Perguntam-me não raras vezes:
- "Qual o livro de José Saramago que mais gostaste de ler?"
A resposta que pode ser dada a cada momento:
- "Impossível de dizer... não sei responder, não seria justo para com outros (livros) não nomeados. Mas uma coisa sempre soube. Uma obra de Saramago, enquanto "pseudo ser vivo" ou com "gente dentro" tem que me raptar, prender-me, não me deixar sair de dentro das suas páginas. Fazer de mim um refém, e só me libertar no final da leitura... mesmo ao chegar à última página. Aí, o "Eu" leitor que se mantém refém, liberta-se da "gente que a obra transporta dentro" e segue o seu caminho.
Mas segue um caminho que se faz caminhando, conjuntamente com mais uma família"

Rui Santos

sexta-feira, 10 de julho de 2015

Post "Armas.... Alabardas..." no livro/Blog "O Caderno 2" (26/05/2009)

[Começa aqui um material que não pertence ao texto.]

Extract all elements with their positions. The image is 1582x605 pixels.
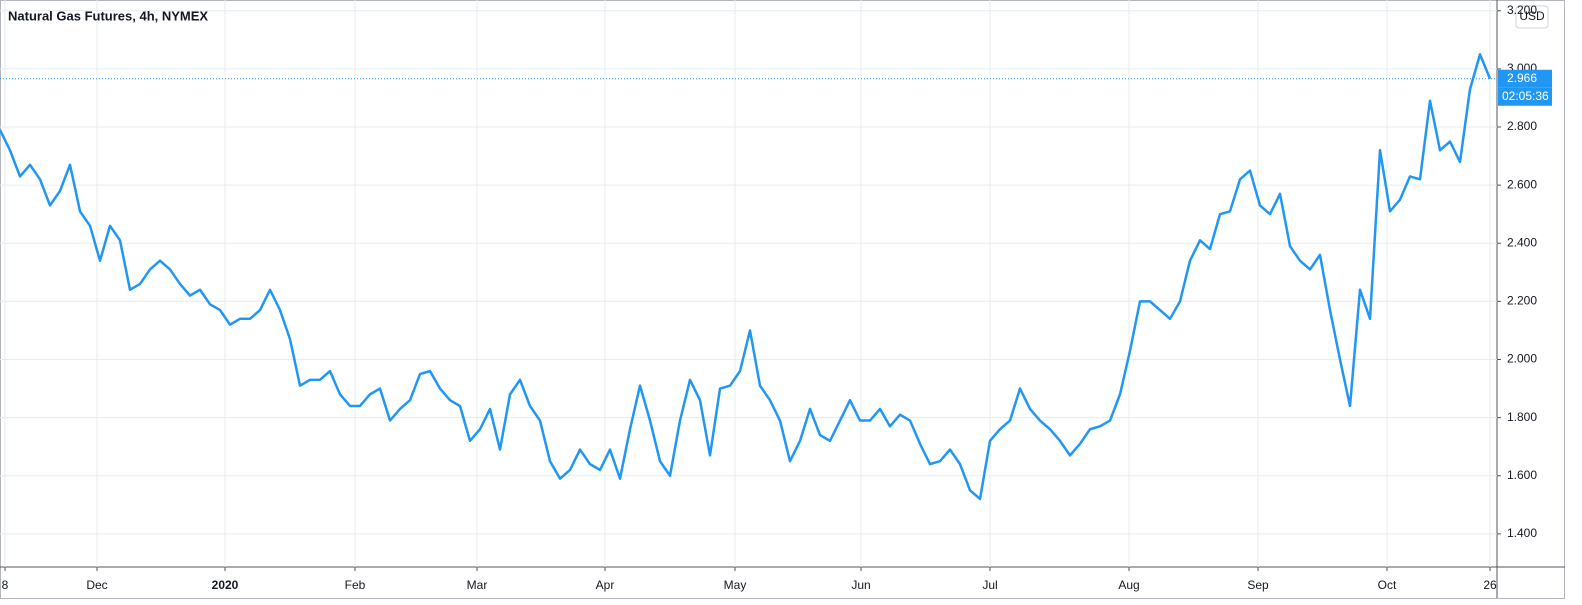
- x-tick-label: Dec: [86, 578, 107, 592]
- last-price-label: 2.966: [1507, 71, 1537, 85]
- y-tick-label: 2.200: [1507, 294, 1537, 308]
- chart-title: Natural Gas Futures, 4h, NYMEX: [8, 8, 208, 23]
- y-tick-label: 1.800: [1507, 410, 1537, 424]
- countdown-label: 02:05:36: [1502, 89, 1549, 103]
- y-tick-label: 2.400: [1507, 235, 1537, 249]
- x-tick-label: 26: [1483, 578, 1497, 592]
- x-tick-label: Sep: [1247, 578, 1269, 592]
- x-tick-label: 2020: [212, 578, 239, 592]
- y-tick-label: 3.200: [1507, 3, 1537, 17]
- x-tick-label: Aug: [1118, 578, 1139, 592]
- last-price-box: [1498, 69, 1552, 88]
- x-tick-label: Jun: [851, 578, 870, 592]
- grid: [0, 0, 1497, 567]
- y-tick-label: 2.600: [1507, 177, 1537, 191]
- countdown-box: [1498, 87, 1552, 106]
- y-tick-label: 2.000: [1507, 352, 1537, 366]
- x-tick-label: Mar: [467, 578, 488, 592]
- x-tick-label: 8: [2, 578, 9, 592]
- plot: [0, 53, 1497, 501]
- y-tick-label: 1.400: [1507, 526, 1537, 540]
- x-tick-label: May: [724, 578, 747, 592]
- chart-frame: [0, 0, 1565, 599]
- y-tick-label: 1.600: [1507, 468, 1537, 482]
- currency-box: [1515, 5, 1549, 29]
- price-line: [0, 53, 1492, 501]
- x-tick-label: Feb: [345, 578, 366, 592]
- y-tick-label: 2.800: [1507, 119, 1537, 133]
- x-tick-label: Oct: [1378, 578, 1397, 592]
- x-tick-label: Jul: [982, 578, 997, 592]
- currency-label: USD: [1519, 9, 1545, 23]
- x-tick-label: Apr: [596, 578, 615, 592]
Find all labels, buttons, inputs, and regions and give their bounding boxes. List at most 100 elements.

O presente post pode ser consultado e lido, aqui 
em http://caderno.josesaramago.org/43247.html

(Montagem cénica)


Sinopse da obra inacabada "Alabardas, Alabardas, Espingardas, Espingardas"
Via Fundação José Saramago, aqui
em http://www.josesaramago.org/alabardas-alabardas-espingardas-espingardas/
"Aquando do seu falecimento, em 2010, José Saramago deixou escritas trinta páginas daquele que seria o seu próximo romance; trinta páginas onde estava já esboçado o fio argumental, perfilados os dois protagonistas e, sobretudo, colocadas as perguntas que interessavam à sua permanente e comprometida vocação de agitar consciências.Saramago escreve a história de Artur Paz Semedo, um homem fascinado por peças de artilharia, empregado numa fábrica de armamento, que leva a cabo uma investigação na sua própria empresa, incitado pela ex-mulher, uma mulher com carácter, pacifista e inteligente. A evolução do pensamento do protagonista permite-nos refletir sobre o lado mais sujo da política internacional, um mundo de interesses ocultos que subjaz à maior parte dos conflitos bélicos do século xx. Dois outros textos – de Fernando Gómez Aguilera e Roberto Saviano – situam e comentam as últimas palavras do Prémio Nobel português, cuja força as ilustrações de um outro Nobel, Günter Grass, sublinham.
2014 (com textos de Fernando Gómez Aguilera e Roberto Saviano, capa e ilustrações de Günter Grass)"

(Ilustração da obra mencionada)

"Armas"
"O negócio das armas, sujeito à legalidade mais ou menos flexível de cada país ou de simples e descarado contrabando, não está em crise. Quer dizer, a tão falada e sofrida crise que vem destroçando física e moralmente a população do planeta não toca a todos. Por toda a parte, aqui, além, os sem trabalho contam-se por milhões, todos os dias milhares de empresas declaram-se em falência e fecham as portas, mas não consta que um único operário de uma fábrica de armamento tenha sido despedido. Trabalhar numa fábrica de armas é um seguro de vida. Já sabemos que os exércitos precisam de armar-se, substituir por armas novas e mais mortíferas (disso se trata) os antigos arsenais que fizeram a sua época mas já não satisfazem as necessidades da vida moderna. Parece portanto evidente que os governos dos países exportadores deveriam controlar severamente a produção e a comercialização das armas que fabricam. Simplesmente, uns não o fazem e outros olham para o lado. Falo de governos porque é difícil crer que, a exemplo das instalações industriais mais ou menos ocultas que abastecem o narcotráfico, existam no mundo fábricas clandestinas de armamento. Logo, não há uma pistola que, por assim dizer, não vá tacitamente certificada pelo respectivo, ainda que invisível, selo oficial. Quando num continente como o sul-americano, por exemplo, se calcula que há mais de 80 milhões de armas, é impossível não pensar na cumplicidade mal disfarçada dos governos, tanto dos exportadores como dos importadores. Que a culpa, pelo menos em parte, é do contrabando em grande escala, diz-se, esquecendo que para fazer contrabando de algo é condição sine qua non que esse algo exista. O nada não é contrabandeável.Toda a vida tenho estado à espera de ver uma greve de braços caídos numa fábrica de armamento, inutilmente esperei, porque tal prodígio nunca aconteceu nem acontecerá. E era essa a minha pobre e única esperança de que a humanidade ainda fosse capaz de mudar de caminho, de rumo, de destino."